Quando dei por mim, estava com a mão no ombro, sentindo a fisgada pungente que não deixou de doer por nenhum minuto.

— Não — menti, preocupado com a possibilidade de fraqueza ser um sentimento infantil e ele voltar a me criticar por ainda ser criança. — Será que ela acordou? A mãe?

— Ah, não pense nisso agora. Vamos aproveitar a caminhada e esfriar a cabeça — desviou o olhar para frente e inclinou o pescoço para verificar a bebê brincando com um mordedor de elefantinho. — Espero que os dentes dela nasçam logo para eu não precisar comprar mais tanto leite. Não entendo como uma lata pode custar tanto.
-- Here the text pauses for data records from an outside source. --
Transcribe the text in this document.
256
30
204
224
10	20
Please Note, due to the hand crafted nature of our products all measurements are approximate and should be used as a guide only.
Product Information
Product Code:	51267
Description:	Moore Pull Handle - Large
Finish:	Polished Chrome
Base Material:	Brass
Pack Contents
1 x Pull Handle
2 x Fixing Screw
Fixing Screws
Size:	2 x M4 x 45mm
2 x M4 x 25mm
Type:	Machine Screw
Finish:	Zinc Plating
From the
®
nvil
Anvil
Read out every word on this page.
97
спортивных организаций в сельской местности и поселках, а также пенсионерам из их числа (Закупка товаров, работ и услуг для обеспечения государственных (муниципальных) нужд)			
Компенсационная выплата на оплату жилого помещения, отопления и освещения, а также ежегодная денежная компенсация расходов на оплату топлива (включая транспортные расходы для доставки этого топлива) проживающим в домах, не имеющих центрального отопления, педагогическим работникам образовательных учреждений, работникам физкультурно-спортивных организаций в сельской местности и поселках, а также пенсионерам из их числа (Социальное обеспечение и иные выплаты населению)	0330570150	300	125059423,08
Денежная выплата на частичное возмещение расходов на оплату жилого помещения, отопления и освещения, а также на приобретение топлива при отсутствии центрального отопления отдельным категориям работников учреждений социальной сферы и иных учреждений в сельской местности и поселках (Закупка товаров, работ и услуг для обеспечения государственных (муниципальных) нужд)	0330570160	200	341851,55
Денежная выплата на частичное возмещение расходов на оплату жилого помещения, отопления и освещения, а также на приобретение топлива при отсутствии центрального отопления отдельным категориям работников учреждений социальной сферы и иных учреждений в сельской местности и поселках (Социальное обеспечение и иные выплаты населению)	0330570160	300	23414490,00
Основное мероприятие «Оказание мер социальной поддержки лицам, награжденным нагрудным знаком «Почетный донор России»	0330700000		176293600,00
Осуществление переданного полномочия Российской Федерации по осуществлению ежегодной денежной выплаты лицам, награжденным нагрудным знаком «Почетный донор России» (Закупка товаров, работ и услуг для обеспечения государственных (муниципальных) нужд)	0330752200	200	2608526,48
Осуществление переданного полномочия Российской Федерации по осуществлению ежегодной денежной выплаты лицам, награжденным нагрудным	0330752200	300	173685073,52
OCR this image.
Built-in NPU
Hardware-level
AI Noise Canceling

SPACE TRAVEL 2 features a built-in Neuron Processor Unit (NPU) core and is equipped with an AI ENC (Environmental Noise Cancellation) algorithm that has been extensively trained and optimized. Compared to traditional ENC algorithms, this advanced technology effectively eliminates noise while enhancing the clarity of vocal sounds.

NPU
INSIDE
Dei uma lambida numa gota de morango que escorria pelo palito.

— Pai? Por que os dentinhos dela estão atrasados? Será que é melhor ela ir no médico?

— Não. Que médico o que — comentou, de testa franzida. — É como eu disse, cada criança tem o seu tempo. Seus primeiros dentes foram aos 8 meses. Tem crianças que com 4 meses eles já nasceram e outras que só com mais de um ano. O desenvolvimento depende de muitos fatores.

Fiz uma pausa breve, empurrando o sorvete na direção da boca para mais uma mordida.

— E os da Juh?

Suas costas encurvaram, como eu bem sabia que aconteceria. Minha mãe reagia com raiva e tristeza quando mencionavam a minha irmã, o meu pai ficava sem jeito. Ele dizia que não gostava de tocar no assunto para não passar o dia inteiro abalado. Eu também sentia várias coisas, mas tentava pensar que tocar no seu nome era uma forma de mantê-la entre nós.